Jooy tubaab jaangi nii

Fab muus mulay seben … 

Les cultures sont diverses et différentes

Voici celle des Occidentaux

Tenir dans ses bras un chat qui vous pisse dessus … »

Dommage que ma mémoire m’ait lâchement trahi. Je tenais de Dame Babou un poème de Cheikh Anta Diop écrit dans un Wolof simple et pur. De ce beau texte, il ne me reste que ces quelques bribes, du reste, largement suffisantes pour marquer la vision souverainiste du digne fils de Ceytu.

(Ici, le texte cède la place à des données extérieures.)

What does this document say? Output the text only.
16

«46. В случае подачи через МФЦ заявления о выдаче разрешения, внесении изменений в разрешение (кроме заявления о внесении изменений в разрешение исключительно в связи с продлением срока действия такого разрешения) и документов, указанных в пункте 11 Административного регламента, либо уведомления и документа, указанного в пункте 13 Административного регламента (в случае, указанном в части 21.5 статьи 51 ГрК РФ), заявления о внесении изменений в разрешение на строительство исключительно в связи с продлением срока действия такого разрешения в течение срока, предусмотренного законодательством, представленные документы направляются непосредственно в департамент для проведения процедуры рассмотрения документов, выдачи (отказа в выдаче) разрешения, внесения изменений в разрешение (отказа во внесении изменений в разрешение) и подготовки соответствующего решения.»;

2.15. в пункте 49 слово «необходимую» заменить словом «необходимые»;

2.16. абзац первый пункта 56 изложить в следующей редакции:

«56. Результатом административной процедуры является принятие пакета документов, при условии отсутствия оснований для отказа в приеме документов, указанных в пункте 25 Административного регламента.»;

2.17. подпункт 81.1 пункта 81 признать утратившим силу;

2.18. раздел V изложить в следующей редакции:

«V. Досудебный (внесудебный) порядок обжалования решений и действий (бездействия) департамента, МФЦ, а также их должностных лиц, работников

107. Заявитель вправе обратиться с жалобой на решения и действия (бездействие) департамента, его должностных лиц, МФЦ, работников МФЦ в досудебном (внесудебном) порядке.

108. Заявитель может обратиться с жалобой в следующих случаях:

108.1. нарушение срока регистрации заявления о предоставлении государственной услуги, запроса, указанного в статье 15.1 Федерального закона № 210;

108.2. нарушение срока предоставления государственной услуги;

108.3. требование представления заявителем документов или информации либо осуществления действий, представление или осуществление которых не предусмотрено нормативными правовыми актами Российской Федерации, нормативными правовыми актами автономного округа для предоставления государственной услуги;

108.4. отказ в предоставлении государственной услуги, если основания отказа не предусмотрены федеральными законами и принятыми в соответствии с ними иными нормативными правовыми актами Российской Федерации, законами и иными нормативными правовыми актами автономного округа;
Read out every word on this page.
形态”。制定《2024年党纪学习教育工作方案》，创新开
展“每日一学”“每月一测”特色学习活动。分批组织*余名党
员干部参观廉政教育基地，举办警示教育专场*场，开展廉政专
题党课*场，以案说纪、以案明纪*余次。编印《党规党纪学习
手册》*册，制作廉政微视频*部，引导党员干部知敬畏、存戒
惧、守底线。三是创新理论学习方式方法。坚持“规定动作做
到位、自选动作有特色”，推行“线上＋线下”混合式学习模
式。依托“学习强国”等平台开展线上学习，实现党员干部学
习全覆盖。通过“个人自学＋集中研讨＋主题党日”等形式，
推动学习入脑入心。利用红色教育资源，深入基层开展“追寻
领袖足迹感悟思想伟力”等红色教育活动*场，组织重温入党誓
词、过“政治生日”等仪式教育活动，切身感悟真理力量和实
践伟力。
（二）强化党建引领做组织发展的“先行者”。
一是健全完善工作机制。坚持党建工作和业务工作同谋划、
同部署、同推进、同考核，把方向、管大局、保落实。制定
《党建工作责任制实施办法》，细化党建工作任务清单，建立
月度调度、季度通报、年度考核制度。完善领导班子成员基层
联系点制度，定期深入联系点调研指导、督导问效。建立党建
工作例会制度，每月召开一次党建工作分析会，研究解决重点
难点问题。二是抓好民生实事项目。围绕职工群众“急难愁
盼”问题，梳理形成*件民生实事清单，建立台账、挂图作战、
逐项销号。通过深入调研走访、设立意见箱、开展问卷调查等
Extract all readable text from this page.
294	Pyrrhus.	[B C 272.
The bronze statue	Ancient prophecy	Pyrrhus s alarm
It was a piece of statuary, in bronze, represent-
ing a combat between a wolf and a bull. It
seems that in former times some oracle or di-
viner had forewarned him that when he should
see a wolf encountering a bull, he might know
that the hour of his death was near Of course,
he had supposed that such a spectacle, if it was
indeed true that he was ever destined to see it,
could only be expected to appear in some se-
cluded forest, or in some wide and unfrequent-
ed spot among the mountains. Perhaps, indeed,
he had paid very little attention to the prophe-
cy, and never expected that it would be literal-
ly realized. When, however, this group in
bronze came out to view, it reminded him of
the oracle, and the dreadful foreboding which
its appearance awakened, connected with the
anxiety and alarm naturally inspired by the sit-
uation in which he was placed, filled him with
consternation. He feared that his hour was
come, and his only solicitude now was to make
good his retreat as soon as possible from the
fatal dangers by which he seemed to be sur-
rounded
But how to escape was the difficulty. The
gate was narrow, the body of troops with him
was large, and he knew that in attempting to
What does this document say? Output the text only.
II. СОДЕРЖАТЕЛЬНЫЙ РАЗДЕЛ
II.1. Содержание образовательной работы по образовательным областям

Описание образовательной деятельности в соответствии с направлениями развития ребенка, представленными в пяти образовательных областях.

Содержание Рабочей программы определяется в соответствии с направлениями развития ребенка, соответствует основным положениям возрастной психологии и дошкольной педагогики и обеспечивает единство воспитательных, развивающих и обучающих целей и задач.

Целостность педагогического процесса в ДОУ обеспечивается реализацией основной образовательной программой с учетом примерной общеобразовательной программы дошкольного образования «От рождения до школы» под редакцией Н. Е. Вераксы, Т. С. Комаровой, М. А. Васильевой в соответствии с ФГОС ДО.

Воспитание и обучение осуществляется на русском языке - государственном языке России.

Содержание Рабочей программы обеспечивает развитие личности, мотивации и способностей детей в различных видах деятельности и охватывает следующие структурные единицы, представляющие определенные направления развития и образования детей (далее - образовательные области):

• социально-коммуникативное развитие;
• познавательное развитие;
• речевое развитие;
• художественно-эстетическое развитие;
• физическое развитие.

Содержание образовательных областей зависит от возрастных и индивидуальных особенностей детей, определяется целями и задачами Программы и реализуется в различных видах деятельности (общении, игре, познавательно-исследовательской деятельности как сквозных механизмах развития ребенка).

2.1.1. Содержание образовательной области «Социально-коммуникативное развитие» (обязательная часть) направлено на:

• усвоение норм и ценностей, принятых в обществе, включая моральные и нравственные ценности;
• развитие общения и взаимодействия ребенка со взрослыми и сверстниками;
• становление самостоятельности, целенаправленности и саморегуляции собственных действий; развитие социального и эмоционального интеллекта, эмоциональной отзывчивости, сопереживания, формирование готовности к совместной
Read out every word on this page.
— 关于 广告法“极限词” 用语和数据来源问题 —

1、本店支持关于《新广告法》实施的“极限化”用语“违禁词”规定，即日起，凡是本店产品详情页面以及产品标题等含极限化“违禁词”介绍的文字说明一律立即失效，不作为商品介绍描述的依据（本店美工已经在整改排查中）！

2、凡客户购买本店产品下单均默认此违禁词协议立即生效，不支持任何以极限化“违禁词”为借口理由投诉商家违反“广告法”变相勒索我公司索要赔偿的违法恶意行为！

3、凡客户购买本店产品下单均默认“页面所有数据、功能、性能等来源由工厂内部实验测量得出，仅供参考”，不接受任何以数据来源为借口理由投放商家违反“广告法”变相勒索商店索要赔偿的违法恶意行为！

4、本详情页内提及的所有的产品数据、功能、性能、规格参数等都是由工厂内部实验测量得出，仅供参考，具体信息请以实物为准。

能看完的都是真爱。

Au moment où Senghor prônait la civilisation de l’universel, concept qui correspond aujourd’hui à la mondialisation, laquelle appelle l’abâtardisation de nos valeurs au profit de celles de la Culture des dominants, le Professeur Cheikh Anta Diop luttait pour l’acquisition d’une souveraineté véritable basée sur la revalorisation de notre Culture authentique.

Parmi les canaux de communication qui servent à exposer, à enrichir et à pérenniser une culture, la langue du terroir est pour chaque communauté humaine le véhicule le plus efficace. On n’exprime sa culture dans une langue étrangère que de façon approximative, en lui ôtant d’ailleurs toute sa saveur.

La langue Wolof est l’outil d’expression orale le plus utilisé au Sénégal. Progressivement, il s’impose comme principale langue nationale de par son dynamisme, sa richesse et son adaptabilité. Je n’en veux pour preuve que l’emploi quotidien, à une échelle nationale qu’on en fait à la télé, à la radio, sur les panneaux publicitaires et même sur le terrain de la vie politique partisane ou sur les plateformes de la société civile. La tendance dans les mouvements politiques et dans la société civile, c’est le virage vers les appellations « wolof » : « Bennoo bokk yàkaar, Yeewi askan wi, Teeki, Gëm sa bopp, And defar jikko yi … » D’un autre côté, quand vous circulez dans les rues de nos grandes villes, levez la tête, vous verrez sur les pancartes publicitaires des réclames en wolof, rien qu’en wolof. » Voilà une chose magnifique.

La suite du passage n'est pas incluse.